A convoy of 109 trucks was violently looted on Nov. 16 after entering Gaza, resulting in the loss of 98 trucks in what aid workers say is one of the worst such incidents of its kind in the more than 13-month-old war, an UNRWA aid official told Reuters on Monday.

The convoy carrying food provided by UN agencies UNRWA and the World Food Program (WFP) was instructed by Israel to depart at short notice via an unfamiliar route from the Kerem Shalom crossing, Louise Wateridge, UNRWA senior emergency officer told Reuters.

“This incident highlights the severity of access challenges of bringing aid into southern and central Gaza,” she said, adding that injuries occurred in the incident.

“⁠The urgency of the crisis cannot be overstated; without immediate intervention, severe food shortages are set to worsen, further endangering the lives of over two million people who depend on humanitarian aid to survive,” she said.

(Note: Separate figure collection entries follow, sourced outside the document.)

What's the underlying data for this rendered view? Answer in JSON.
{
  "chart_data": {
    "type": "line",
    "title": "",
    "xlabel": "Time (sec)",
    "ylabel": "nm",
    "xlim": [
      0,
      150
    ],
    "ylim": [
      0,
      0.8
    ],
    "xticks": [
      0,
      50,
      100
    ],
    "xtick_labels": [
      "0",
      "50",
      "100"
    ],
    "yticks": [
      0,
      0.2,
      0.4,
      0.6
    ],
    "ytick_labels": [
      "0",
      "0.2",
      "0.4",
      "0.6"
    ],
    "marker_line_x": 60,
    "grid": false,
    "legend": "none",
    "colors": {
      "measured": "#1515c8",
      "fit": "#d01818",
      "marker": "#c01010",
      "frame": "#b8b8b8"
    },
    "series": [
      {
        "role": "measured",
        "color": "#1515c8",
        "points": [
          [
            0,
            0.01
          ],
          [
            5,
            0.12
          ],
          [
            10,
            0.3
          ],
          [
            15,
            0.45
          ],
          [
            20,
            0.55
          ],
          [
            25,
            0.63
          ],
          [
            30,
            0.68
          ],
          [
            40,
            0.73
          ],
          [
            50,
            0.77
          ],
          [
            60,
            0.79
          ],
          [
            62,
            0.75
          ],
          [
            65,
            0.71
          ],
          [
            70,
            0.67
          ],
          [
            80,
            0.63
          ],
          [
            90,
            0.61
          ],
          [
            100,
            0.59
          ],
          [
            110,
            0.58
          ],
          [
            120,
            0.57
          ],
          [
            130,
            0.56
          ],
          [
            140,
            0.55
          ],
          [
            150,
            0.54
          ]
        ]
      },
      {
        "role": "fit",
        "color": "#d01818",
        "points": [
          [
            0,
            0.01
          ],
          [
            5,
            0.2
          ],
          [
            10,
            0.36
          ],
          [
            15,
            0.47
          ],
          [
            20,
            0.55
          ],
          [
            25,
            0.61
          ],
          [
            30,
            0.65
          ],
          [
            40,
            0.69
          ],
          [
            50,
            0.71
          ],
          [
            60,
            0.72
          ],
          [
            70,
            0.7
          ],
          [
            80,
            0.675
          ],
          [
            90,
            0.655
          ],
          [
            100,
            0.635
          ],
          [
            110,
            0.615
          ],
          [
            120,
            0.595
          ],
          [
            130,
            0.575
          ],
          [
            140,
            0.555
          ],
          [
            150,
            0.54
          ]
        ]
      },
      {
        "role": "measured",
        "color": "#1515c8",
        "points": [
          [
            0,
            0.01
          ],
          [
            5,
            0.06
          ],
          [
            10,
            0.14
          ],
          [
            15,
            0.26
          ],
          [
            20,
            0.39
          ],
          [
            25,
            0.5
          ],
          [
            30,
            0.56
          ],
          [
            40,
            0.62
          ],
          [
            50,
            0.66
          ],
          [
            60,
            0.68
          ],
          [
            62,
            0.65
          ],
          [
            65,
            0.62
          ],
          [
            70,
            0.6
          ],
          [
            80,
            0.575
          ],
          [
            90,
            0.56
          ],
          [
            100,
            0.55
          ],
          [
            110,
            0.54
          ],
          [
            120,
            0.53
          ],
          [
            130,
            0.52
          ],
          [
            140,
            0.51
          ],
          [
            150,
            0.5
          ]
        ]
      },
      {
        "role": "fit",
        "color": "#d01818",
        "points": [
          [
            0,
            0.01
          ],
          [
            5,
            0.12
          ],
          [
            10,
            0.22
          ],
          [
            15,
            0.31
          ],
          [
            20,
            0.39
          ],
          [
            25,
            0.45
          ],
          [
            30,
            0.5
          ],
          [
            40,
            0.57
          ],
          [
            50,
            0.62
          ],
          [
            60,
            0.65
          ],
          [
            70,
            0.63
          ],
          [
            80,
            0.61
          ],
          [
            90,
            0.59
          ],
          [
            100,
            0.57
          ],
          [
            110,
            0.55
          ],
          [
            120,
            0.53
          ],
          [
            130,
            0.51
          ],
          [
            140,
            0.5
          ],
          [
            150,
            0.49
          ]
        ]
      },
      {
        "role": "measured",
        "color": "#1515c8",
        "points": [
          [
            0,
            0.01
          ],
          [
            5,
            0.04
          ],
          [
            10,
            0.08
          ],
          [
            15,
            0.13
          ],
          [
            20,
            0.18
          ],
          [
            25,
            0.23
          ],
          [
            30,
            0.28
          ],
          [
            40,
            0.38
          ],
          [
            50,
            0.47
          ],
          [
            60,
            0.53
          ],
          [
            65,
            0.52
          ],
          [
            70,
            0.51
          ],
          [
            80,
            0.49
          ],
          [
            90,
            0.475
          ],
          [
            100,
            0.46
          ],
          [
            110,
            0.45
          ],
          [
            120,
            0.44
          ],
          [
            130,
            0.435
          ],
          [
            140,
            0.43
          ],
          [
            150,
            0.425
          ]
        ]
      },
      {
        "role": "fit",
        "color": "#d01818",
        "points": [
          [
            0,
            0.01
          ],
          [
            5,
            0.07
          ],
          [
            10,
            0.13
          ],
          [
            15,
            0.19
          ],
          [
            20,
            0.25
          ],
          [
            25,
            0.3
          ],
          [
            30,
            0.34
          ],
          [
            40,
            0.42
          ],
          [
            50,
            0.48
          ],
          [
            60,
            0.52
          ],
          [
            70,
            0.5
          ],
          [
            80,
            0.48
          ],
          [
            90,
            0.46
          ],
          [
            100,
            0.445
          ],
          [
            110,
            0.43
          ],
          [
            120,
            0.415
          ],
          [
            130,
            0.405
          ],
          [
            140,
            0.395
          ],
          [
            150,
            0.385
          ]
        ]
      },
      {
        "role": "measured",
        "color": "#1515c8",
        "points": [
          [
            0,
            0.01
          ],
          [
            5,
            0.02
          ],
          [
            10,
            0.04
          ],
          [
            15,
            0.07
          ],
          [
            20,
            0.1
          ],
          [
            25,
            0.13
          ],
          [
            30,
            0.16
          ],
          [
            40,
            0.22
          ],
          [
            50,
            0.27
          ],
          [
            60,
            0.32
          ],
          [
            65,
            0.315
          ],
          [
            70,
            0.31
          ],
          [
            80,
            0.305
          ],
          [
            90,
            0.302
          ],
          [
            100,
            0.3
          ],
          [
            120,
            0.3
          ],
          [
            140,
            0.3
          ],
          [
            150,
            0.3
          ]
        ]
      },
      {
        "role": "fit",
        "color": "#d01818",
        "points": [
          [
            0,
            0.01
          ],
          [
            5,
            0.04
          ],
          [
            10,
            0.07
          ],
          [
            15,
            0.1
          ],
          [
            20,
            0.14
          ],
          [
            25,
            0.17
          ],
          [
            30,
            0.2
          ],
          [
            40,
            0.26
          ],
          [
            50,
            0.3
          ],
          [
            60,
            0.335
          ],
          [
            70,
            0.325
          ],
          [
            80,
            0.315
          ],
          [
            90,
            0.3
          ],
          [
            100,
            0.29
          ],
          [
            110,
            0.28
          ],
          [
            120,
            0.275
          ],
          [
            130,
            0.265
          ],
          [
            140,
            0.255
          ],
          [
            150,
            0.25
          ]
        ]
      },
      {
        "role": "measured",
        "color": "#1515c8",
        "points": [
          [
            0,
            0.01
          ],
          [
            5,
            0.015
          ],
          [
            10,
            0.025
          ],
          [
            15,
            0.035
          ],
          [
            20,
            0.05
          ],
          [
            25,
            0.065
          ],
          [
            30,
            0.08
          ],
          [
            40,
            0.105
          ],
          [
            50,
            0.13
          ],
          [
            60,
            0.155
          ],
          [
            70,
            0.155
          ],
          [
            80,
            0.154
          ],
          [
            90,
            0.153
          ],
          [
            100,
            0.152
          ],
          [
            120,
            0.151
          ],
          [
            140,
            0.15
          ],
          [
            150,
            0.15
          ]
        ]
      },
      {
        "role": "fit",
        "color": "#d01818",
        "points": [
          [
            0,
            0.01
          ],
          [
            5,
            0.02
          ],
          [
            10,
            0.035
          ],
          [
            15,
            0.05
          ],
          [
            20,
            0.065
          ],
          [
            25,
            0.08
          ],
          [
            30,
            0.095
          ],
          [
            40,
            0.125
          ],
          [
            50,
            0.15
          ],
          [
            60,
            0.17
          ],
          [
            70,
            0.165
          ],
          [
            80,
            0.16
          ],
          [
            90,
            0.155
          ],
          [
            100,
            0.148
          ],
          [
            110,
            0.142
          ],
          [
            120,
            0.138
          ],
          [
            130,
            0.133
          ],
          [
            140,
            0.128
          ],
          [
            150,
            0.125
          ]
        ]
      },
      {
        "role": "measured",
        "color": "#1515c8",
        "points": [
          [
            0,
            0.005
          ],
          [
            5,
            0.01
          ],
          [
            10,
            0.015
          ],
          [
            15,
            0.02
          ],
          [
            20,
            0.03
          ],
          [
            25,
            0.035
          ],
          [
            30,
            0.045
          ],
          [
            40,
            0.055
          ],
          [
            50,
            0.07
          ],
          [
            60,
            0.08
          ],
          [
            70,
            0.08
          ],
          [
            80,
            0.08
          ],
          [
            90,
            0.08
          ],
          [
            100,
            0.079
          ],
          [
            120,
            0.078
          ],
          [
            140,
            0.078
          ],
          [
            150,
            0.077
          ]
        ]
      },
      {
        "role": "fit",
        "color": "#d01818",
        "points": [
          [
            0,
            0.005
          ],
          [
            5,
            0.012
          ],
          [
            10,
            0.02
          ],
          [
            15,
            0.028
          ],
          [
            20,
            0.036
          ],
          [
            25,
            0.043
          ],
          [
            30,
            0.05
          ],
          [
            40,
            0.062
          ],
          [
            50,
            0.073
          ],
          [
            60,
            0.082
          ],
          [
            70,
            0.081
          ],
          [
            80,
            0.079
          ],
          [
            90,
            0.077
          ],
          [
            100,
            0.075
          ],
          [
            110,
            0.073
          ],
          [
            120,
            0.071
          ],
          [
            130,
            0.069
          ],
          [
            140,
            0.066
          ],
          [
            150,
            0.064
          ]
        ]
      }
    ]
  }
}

WATCH | Palestinians say aid packages dropped from planes last Tuesday a dangerous mission: 

Search for food in Gaza fraught with danger, Palestinians say

The search for food in Gaza has grown more difficult as the Israel-Hamas war drags on, and as the potential for famine sets in, the rush toward aid packages dropped from planes can potentially be lethal. One man told a freelance videographer for CBC News that there are families sheltering in the fields where some drops happen, and if boxes land nearby, they are claimed and those families will shoot anyone who comes near them.

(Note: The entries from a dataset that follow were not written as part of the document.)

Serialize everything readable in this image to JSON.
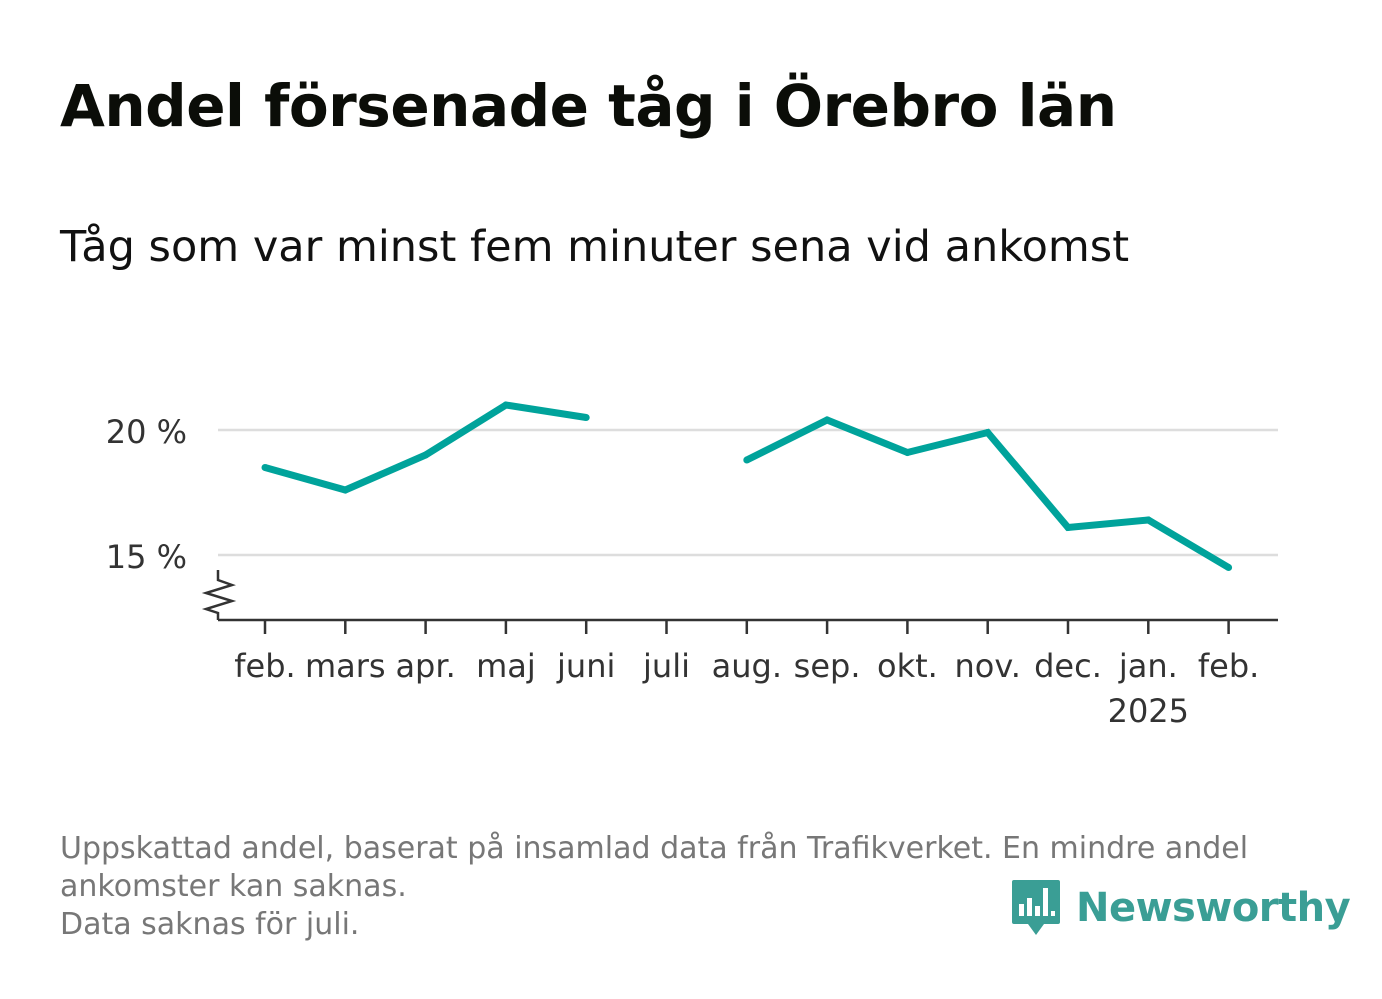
{
  "title": "Andel försenade tåg i Örebro län",
  "subtitle": "Tåg som var minst fem minuter sena vid ankomst",
  "notes": [
    "Uppskattad andel, baserat på insamlad data från Trafikverket. En mindre andel",
    "ankomster kan saknas.",
    "Data saknas för juli."
  ],
  "logo": {
    "text": "Newsworthy"
  },
  "colors": {
    "line": "#00a39b",
    "grid": "#dddddd",
    "axis": "#333333",
    "tick_label": "#333333"
  },
  "chart_data": {
    "type": "line",
    "categories": [
      "feb.",
      "mars",
      "apr.",
      "maj",
      "juni",
      "juli",
      "aug.",
      "sep.",
      "okt.",
      "nov.",
      "dec.",
      "jan.",
      "feb."
    ],
    "year_label": {
      "text": "2025",
      "under_category_index": 11
    },
    "series": [
      {
        "values": [
          18.5,
          17.6,
          19.0,
          21.0,
          20.5,
          null,
          18.8,
          20.4,
          19.1,
          19.9,
          16.1,
          16.4,
          14.5
        ]
      }
    ],
    "y_ticks": [
      15,
      20
    ],
    "y_tick_labels": [
      "15 %",
      "20 %"
    ],
    "ylim": [
      12.4,
      22.5
    ],
    "axis_break": true,
    "grid": true
  }
}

WFP and COGAT, the Israeli military agency that deals with Palestinian civilian affairs, did not immediately respond to a request for comment. The agency says it does all it can to ensure that enough aid enters the coastal enclave, and that Israel does not prevent the entry of humanitarian aid.

A UN aid official said on Friday that Gaza aid access had reached a low point, with deliveries to parts of the besieged north of the enclave all but impossible.

Israel invaded the Gaza Strip last year after the Hamas-led attacks in southern Israel on Oct. 7, 2023, which killed an estimated 1,200 people, according to Israeli authorities, and militants abducted more than 250 as hostages. An estimated 100 hostages remain in Gaza.

Israel has since killed more than 43,800 people, according to Gaza health authorities, and destroyed much of the enclave’s infrastructure, forcing most of the 2.3 million population to move several times. The Palestinian civil emergency service estimates that the bodies of 10,000 people may be trapped under the rubble, which would take the reported death toll to more than 50,000.